The bill does not tell regulators exactly how to apply these factors. It could be that banks that do a lot of lending for low-income communities would be assessed a higher fee, since the failure of those banks would be more likely to result in a bailout by government officials concerned that low-income communities would be deprived of important sources of credit.

But that does not seem likely. Far more likely is that banks that lend in ways approved by the regulators—buying municipal bonds from budget-challenged states or lending to politically favored businesses—will be assessed a lower fee. They will be given credit—rather than penalized—for being an "important source of credit" for these constituencies.
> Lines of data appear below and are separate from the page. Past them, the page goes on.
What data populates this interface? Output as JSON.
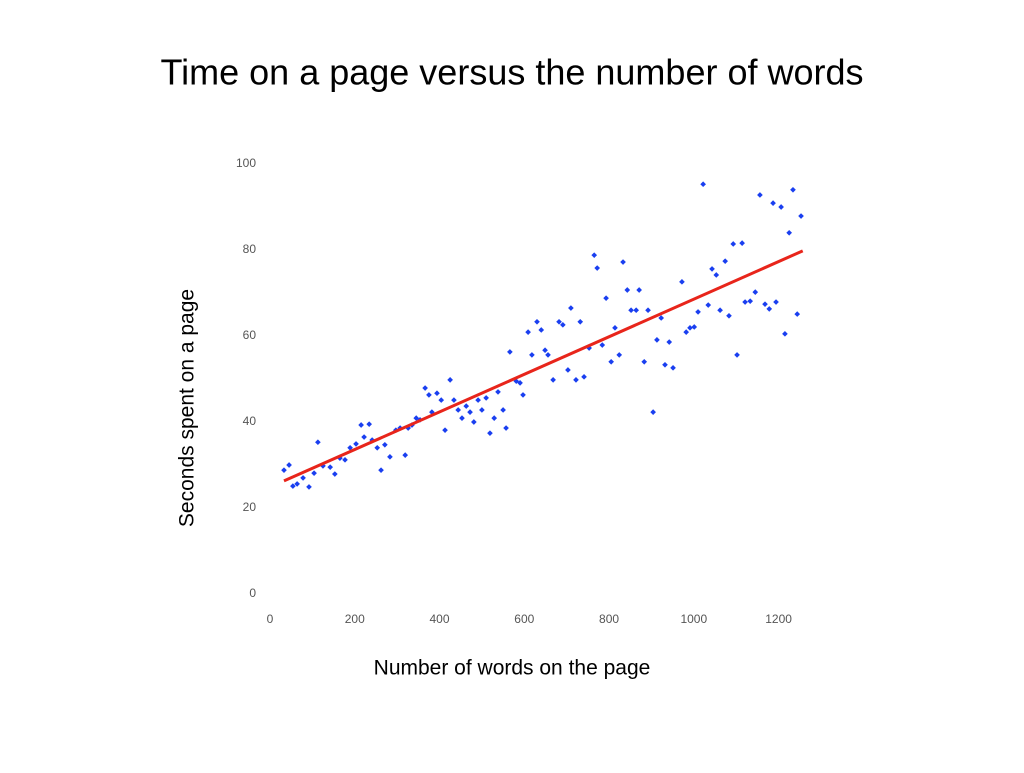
{
  "chart_data": {
    "type": "scatter",
    "title": "Time on a page versus the number of words",
    "x_label": "Number of words on the page",
    "y_label": "Seconds spent on a page",
    "xlim": [
      0,
      1260
    ],
    "ylim": [
      0,
      100
    ],
    "xticks": [
      0,
      200,
      400,
      600,
      800,
      1000,
      1200
    ],
    "yticks": [
      0,
      20,
      40,
      60,
      80,
      100
    ],
    "grid": false,
    "series": [
      {
        "color": "#1a3ff0",
        "x": [
          33,
          45,
          54,
          64,
          78,
          92,
          104,
          113,
          125,
          142,
          153,
          165,
          177,
          189,
          203,
          215,
          222,
          234,
          241,
          253,
          262,
          271,
          283,
          297,
          307,
          319,
          326,
          335,
          345,
          354,
          366,
          375,
          382,
          394,
          404,
          413,
          425,
          434,
          444,
          453,
          463,
          472,
          481,
          491,
          500,
          510,
          519,
          529,
          538,
          550,
          557,
          566,
          581,
          590,
          597,
          609,
          618,
          630,
          640,
          649,
          656,
          668,
          682,
          691,
          703,
          710,
          722,
          732,
          741,
          753,
          765,
          772,
          784,
          793,
          805,
          814,
          824,
          833,
          843,
          852,
          864,
          871,
          883,
          892,
          904,
          913,
          923,
          932,
          942,
          951,
          972,
          982,
          991,
          1001,
          1010,
          1022,
          1034,
          1043,
          1053,
          1062,
          1074,
          1083,
          1093,
          1102,
          1114,
          1121,
          1133,
          1145,
          1156,
          1168,
          1178,
          1187,
          1194,
          1206,
          1215,
          1225,
          1234,
          1244,
          1253
        ],
        "values": [
          28.8,
          30.0,
          25.1,
          25.6,
          27.0,
          24.9,
          28.1,
          35.3,
          29.8,
          29.5,
          27.9,
          31.6,
          31.2,
          34.0,
          34.9,
          39.3,
          36.5,
          39.5,
          35.8,
          34.0,
          28.8,
          34.7,
          31.9,
          38.1,
          38.6,
          32.3,
          38.6,
          39.3,
          40.9,
          40.5,
          47.9,
          46.3,
          42.3,
          46.7,
          45.1,
          38.1,
          49.8,
          45.1,
          42.8,
          40.9,
          43.7,
          42.3,
          40.0,
          45.1,
          42.8,
          45.6,
          37.4,
          40.9,
          47.0,
          42.8,
          38.6,
          56.3,
          49.5,
          49.1,
          46.3,
          60.9,
          55.6,
          63.3,
          61.4,
          56.7,
          55.6,
          49.8,
          63.3,
          62.6,
          52.1,
          66.5,
          49.8,
          63.3,
          50.5,
          57.2,
          78.8,
          75.8,
          57.9,
          68.8,
          54.0,
          61.9,
          55.6,
          77.2,
          70.7,
          66.0,
          66.0,
          70.7,
          54.0,
          66.0,
          42.3,
          59.1,
          64.2,
          53.3,
          58.6,
          52.6,
          72.6,
          60.9,
          61.9,
          62.1,
          65.6,
          95.3,
          67.2,
          75.6,
          74.2,
          66.0,
          77.4,
          64.7,
          81.4,
          55.6,
          81.6,
          67.9,
          68.1,
          70.2,
          92.8,
          67.4,
          66.3,
          90.9,
          67.9,
          90.0,
          60.5,
          84.0,
          94.0,
          65.1,
          87.9
        ]
      }
    ],
    "trend_line": {
      "color": "#e8251b",
      "x": [
        33,
        1257
      ],
      "values": [
        26.3,
        79.8
      ]
    }
  }
}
"It is unlike most tax provisions, which are fairly details and concrete. This gives a broad grant of discretionary assessment authority to the Council," says William Sweet, the head of the financial services regulatory practice at the law firm Skadden Arps Slate Meagher & Flom.

Sweet says that one of the hazards of giving regulators so much discretion is the uncertainty it creates.

"People have to plan for their businesses now despite not knowing how they’ll be taxed. This can create a kind of paralysis," Sweet says. (Update: Sweet has asked CNBC to make it clear that he does not think the bank tax will derail the bill.)

Another hazard hidden in the fee is that banking may become more politicized, as bankers adopt their businesses to meet the demands of regulators and reduce their assessments.

"If we seek the sources of a systemic failure, a logical place to look is among the legal rules that govern the system as a whole. Unfortunately, being legal mandates, these rules—unlike the different strategies pursued by competing capitalists—aren't subjected to a competitive process. So if they are based on mistaken ideas, we all suffer the consequences," Jeffrey Friedman, the editor of the forthcoming book What Caused The Financial Crisis, writes at his blog.

Friedman's book argues that the politicalization of banking was one of the primary causes of the financial crisis. When individual financial companies make mistakes about lending or investment strategy, the market can correct relatively easily. Mistakes only grown into a crisis when everyone—or nearly everyone—makes the same mistakes at the same time. And the best way to ensure this happens is through regulation, which by its very nature encourages homogenous behavior.

So in the run up to the last crisis, the government pushed hard for expanded home-ownership, pushed down interest rates, lowered lending standards and put in place bank capital rules that strongly encouraged banks to engorge themselves on mortgage backed securities. Most of the biggest and most sophisticated financial institutions followed the government's lead.